Quando entrai in casa Greta era sdraiata sul divano del salotto a guardare la televisione con l'aria di un vegetale. Girò a malapena la testa e assunse un'aria perplessa. «Che cosa hai fatto? Sei pallida come uno straccio».

Per qualche secondo ponderai l'idea di raccontarle cos'era successo nella Sala delle Imprese, ma poi pensai che mi avrebbe data della pazza e mi avrebbe consigliato un buon psichiatra. Così decisi di raccontarle solo la prima parte degli eventi di quella giornata, ovvero quella in cui avevo incontrato Fede.

«Ah e così l'hai insultato per bene, eh?», commentò alla fine del racconto con un sorrisetto compiaciuto. «Non pensavo che ci saresti riuscita dopo la tragedia greca che hai fatto quando vi siete lasciati».

«E' passato del tempo», osservai mentre tiravo fuori dal mobiletto sopra il fornello della cucina qualche tegame per preparare la cena.

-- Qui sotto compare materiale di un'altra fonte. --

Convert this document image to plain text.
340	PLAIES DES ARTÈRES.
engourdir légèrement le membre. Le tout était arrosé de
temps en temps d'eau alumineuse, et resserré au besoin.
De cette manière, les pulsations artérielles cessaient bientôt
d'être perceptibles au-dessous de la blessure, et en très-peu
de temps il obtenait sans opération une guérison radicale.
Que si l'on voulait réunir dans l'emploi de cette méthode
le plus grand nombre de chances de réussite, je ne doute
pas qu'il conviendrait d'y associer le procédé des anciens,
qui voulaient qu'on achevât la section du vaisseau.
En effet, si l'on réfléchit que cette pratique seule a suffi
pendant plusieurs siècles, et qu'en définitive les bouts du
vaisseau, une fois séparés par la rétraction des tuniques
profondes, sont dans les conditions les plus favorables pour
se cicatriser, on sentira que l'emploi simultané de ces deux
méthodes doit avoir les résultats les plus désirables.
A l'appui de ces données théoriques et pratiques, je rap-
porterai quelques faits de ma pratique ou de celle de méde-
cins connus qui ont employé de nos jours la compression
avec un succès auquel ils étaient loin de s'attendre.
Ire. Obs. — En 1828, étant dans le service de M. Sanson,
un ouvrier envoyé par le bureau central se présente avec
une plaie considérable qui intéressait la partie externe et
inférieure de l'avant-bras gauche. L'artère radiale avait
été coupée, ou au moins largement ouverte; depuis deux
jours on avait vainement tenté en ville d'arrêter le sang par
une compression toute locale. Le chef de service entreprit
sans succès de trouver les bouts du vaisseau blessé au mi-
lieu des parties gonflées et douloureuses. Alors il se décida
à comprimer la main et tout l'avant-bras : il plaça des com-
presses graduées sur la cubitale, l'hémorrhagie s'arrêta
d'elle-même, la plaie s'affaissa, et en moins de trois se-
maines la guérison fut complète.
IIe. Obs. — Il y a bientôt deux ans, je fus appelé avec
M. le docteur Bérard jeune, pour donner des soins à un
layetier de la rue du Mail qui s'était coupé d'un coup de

«Sì, ma ti piace ancora, lo vedo dall'espressione che fai quando parli di lui», affermò, affiancandomi per aiutarmi in cucina.

Le diedi un paio di carote da grattugiare. «Che espressione faccio?».

Estrasse la grattugia dal cassetto sotto il ripiano della cucina e cominciò a dedicarsi alle carote. «Il tuo sguardo diventa cupo, come se avessi una nuvola nera sopra la testa».

«Beh, ad ogni modo sicuramente ora non ce l'avrò più: mi ha proprio rotto», commentai mentre affettavo con rabbia un pomodoro.

Greta mi assestò una gomitata e mi lanciò uno sguardo malizioso. «Di' la verità: sotto sotto ti sarebbe piaciuto andare ancora a letto con Fede».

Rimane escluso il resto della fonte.